To fajnie ze masz takie informacje o swoim wybrany szpitalu , i życzę Ci żeby wszystko było po Twojej myśli ;-)ja nie mówie, ze jest SN bezpieczny. Równie dobrze mogą tam sie pojawic komplikacje. Tylko jak ktoś widzial oba tajk jakby od zaplecza wie na czym każdy polega. Ja osobiście nawet jakbym miała zapłacic za CC na życzenie nie zrobiłabym po tym co zobaczylam osobiście.
Wiadomo zgodzę się na CC jeżeli zdrowie moje i dziecka będzie zagrożone i nie będzie innego wyjścia.Ale nastawiam się na SN i mam nadzieje,z e taki mimo mojej wady serca będzie. No, ale decyzja zapadnie pewnie w maju.
Ja bym tutaj nie wkładala wszystkich lekarzy do jednego worka. Są sytuacje gdzie lekarz woli poczekać i zobaczyć jak sytuacja się rozwinie. W szpitalu tam gdzie chce rodzić czytałam różne opinie, ale nie spotkałam się z opinią, że jakiś lekarzzwlekał z CC tylko dlatego, zeby dostać kase.Wiadomo inaczej jest jak kobieta miała rodzić SN porobiły się komplikacje i tzereba zrobic CC a co innego jak kobieta jest już po terminie. Wtedy najpierw podają kroplówki na wywołanie i sprawdzają czy coś się ruszy a jak nie biorą na CC. Wiadomo, ze CC powina byc zrobiona 2 tyg po terinie jeżeli kroplówki nie działają bo potem juz moze byc niebezpieczne dla dziecka - i wiem, ze w ty moim szpitalu tak wlasnie jest![]()

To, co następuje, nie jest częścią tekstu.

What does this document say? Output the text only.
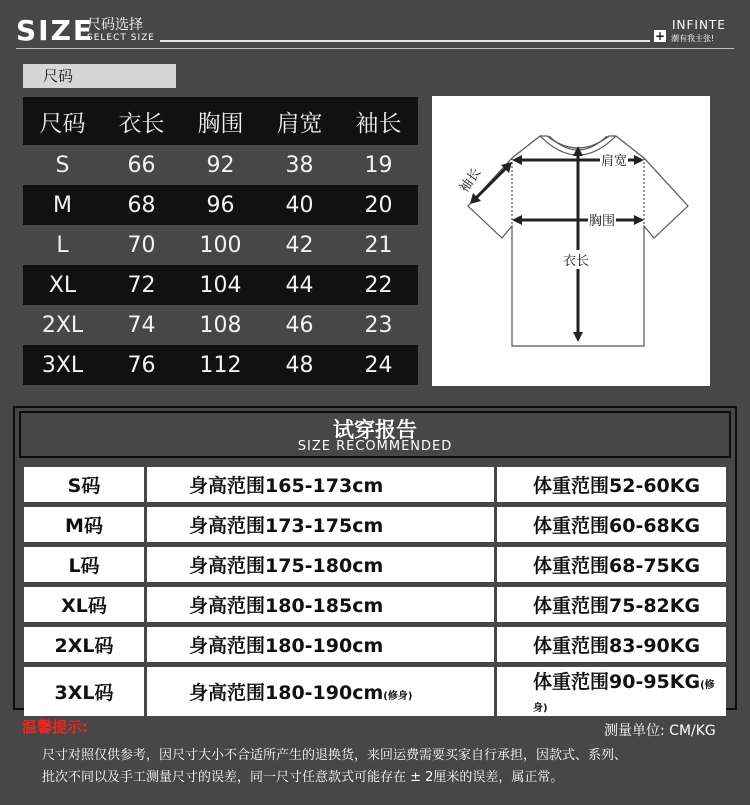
SIZE
尺码选择
SELECT SIZE
INFINTE
+ 潮有我主张!
尺码
尺码	衣长	胸围	肩宽	袖长
S	66	92	38	19
M	68	96	40	20
L	70	100	42	21
XL	72	104	44	22
2XL	74	108	46	23
3XL	76	112	48	24
肩宽
胸围
衣长
袖长
试穿报告
SIZE RECOMMENDED
S码	身高范围165-173cm	体重范围52-60KG
M码	身高范围173-175cm	体重范围60-68KG
L码	身高范围175-180cm	体重范围68-75KG
XL码	身高范围180-185cm	体重范围75-82KG
2XL码	身高范围180-190cm	体重范围83-90KG
3XL码	身高范围180-190cm(修身)	体重范围90-95KG(修身)
温馨提示:	测量单位: CM/KG
尺寸对照仅供参考，因尺寸大小不合适所产生的退换货，来回运费需要买家自行承担，因款式、系列、
批次不同以及手工测量尺寸的误差，同一尺寸任意款式可能存在 ± 2厘米的误差，属正常。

ja widziałam porody w Polsce i sama również przeżyłam tam jeden , i szczerze mówiąc nigdy już w Polsce rodzic nie będę ...to co przeżyłam to była po prostu rzeźnia i nie życzę tego nikomu...każda z nas ma własne doświadczenia na podstawie których decyduje o własnym życiu.